COLUMBUS, Ohio (WCMH) – During the height of the afternoon rush hour on June 29, 2012, the skies darkened suddenly in Columbus, followed by violent, swirling gusts of wind and torrential downpours.

More than 4.2 million homes and businesses lost power in the wake of a violent squall line that raced southeast from northern Illinois across Indiana, Ohio, and across the Appalachians to the Virginia coast, a distance of more than 700 miles.

Swaying trees snapped and toppled and brought down power lines. Blinding rain reduced the visibility to near zero.

This was the first time most people would hear the term “derecho” used in a weather report, which designates a long-lived thunderstorm system tracking at least 400 miles, and causing a nearly unbroken trail of damaging winds in excess of 58 mph.

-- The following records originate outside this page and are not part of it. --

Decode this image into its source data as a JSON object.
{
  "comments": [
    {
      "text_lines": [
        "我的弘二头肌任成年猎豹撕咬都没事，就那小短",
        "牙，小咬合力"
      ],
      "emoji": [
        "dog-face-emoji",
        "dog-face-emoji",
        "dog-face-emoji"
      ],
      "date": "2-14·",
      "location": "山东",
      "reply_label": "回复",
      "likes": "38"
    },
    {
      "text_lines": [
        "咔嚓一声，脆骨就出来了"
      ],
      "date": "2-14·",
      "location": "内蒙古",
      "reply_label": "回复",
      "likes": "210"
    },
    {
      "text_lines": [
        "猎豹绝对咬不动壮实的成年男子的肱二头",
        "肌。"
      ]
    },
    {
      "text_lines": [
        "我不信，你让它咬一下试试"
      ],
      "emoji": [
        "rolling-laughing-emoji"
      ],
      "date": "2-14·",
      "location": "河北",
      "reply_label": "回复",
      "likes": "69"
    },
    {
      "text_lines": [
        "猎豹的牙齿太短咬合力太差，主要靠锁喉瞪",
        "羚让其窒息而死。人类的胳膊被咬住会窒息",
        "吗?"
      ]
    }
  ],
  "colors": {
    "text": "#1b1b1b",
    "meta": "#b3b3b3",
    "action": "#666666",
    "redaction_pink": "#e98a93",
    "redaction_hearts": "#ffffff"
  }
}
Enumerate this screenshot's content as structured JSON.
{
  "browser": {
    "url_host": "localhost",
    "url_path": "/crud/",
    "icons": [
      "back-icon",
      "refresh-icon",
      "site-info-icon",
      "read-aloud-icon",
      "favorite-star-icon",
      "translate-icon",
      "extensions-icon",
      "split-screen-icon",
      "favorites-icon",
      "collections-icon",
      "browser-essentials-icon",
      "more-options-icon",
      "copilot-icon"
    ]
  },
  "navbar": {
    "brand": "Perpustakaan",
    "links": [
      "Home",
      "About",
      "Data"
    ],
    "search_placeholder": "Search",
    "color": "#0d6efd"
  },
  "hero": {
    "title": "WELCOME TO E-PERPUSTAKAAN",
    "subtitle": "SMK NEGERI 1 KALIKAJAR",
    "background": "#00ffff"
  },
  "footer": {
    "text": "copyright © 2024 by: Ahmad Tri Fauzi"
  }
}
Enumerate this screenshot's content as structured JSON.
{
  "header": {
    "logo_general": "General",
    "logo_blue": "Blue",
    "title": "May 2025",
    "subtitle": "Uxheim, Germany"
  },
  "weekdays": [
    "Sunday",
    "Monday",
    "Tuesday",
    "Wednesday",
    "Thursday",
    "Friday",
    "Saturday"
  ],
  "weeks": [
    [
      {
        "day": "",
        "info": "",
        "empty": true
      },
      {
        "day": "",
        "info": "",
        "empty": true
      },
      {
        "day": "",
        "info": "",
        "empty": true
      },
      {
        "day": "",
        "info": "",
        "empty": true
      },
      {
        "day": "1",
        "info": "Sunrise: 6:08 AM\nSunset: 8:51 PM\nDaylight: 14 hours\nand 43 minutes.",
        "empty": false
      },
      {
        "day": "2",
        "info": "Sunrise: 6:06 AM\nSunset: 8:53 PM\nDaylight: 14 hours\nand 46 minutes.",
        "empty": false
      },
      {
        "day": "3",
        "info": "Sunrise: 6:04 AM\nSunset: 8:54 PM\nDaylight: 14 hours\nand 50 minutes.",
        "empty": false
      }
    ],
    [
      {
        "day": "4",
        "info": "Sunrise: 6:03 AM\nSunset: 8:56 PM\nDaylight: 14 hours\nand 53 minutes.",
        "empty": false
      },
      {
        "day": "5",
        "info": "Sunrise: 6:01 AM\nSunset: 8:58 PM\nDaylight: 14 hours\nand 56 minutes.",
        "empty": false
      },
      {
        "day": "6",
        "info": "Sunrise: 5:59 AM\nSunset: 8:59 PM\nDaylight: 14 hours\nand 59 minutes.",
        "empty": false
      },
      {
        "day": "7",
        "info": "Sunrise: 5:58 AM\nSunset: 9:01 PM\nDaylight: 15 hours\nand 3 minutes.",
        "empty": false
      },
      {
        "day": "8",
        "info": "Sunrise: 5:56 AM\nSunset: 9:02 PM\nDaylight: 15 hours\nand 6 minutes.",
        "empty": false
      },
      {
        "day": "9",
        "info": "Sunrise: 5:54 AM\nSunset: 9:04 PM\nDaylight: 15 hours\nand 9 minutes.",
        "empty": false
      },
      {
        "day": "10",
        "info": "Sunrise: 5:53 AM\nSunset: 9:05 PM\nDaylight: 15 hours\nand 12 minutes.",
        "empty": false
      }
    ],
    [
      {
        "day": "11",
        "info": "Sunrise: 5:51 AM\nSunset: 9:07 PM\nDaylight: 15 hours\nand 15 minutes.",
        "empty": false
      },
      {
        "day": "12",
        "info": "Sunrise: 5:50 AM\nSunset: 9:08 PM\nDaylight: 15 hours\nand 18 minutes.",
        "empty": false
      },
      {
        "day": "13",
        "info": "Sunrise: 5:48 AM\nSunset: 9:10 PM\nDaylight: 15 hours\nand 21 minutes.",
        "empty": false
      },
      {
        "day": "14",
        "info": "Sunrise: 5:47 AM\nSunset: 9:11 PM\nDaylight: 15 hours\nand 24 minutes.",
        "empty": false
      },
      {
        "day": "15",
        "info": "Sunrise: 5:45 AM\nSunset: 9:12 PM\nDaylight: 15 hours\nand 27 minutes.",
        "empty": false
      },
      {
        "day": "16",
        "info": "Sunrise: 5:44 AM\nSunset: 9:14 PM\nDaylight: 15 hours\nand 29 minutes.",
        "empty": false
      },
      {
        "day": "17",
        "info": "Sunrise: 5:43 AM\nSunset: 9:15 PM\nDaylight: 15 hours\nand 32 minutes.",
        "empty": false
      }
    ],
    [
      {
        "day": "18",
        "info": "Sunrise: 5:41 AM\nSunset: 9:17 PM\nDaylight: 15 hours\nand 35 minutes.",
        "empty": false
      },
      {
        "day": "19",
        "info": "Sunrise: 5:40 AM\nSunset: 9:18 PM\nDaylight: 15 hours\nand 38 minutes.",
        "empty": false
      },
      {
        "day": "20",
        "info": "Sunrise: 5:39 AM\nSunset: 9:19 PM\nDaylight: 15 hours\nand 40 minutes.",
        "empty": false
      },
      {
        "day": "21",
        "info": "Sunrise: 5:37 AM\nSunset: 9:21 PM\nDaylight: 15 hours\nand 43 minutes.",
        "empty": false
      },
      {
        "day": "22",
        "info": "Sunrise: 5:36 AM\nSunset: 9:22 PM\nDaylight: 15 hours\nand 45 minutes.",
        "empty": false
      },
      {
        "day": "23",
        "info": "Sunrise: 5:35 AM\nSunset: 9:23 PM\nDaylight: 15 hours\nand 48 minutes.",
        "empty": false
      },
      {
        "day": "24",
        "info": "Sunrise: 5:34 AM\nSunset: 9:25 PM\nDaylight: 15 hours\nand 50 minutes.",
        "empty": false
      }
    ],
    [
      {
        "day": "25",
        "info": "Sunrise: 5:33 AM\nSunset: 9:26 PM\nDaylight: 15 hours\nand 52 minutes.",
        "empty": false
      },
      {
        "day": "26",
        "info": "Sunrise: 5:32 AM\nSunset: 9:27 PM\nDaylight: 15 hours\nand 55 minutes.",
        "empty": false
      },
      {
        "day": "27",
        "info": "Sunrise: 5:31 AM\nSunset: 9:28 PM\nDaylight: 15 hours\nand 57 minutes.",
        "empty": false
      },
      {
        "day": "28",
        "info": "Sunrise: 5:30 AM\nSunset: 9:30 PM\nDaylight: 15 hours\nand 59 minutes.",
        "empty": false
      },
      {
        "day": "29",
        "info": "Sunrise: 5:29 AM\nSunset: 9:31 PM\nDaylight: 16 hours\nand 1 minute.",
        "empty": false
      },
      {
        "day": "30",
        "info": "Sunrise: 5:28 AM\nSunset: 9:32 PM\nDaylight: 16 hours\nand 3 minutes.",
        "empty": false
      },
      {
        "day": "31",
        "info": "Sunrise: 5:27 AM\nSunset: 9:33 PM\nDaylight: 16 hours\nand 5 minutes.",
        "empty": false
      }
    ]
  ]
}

The massive bow-shaped squall line, which formed in northern Illinois around 10 a.m., was propelled by exceptionally strong winds that moved the system at forward speeds in excess of 60 mph across the Ohio Valley region in six hours.

Wind gusts at airport weather stations reached 82 mph in the Columbus area, 87 mph in northwestern Ohio, and 91 mph at Fort Wayne, Indiana, causing widespread damage. The storm uprooted and toppled thousands of trees and transmission lines, knocking out power to more than a million customers.

Storm losses totaled $2.8 billion in Ohio. One person was killed by a falling tree. A total of 22 fatalities were attributed to the strong winds, and others died after being without power in the midst of a prolonged heat wave for a week or more.

Some homes in and businesses were without power for up to a week in the blistering heat, forcing residents to cast out food that spoiled while suffering without air conditioning.

Donald Berman, now in Las Vegas, was living in Upper Arlington when the storm blew through the Columbus area, knocking out power on his street for 8 days in scorching heat and humidity.

“We had to use flashlights to use bathrooms,” said Berman. He had a small Igloo cooler and made daily trips to purchase ice “so we could have something cold to drink or eat.” Without power the basics from hot water to charging cell phones were not options.

Another violent derecho swept across the Midwest on Aug. 10, 2020, with wind gusts of 120 mph or higher around Cedar Rapids, Ia., resulting in historic losses totaling $11 billion–the greatest in U.S. history for a non-tropical system.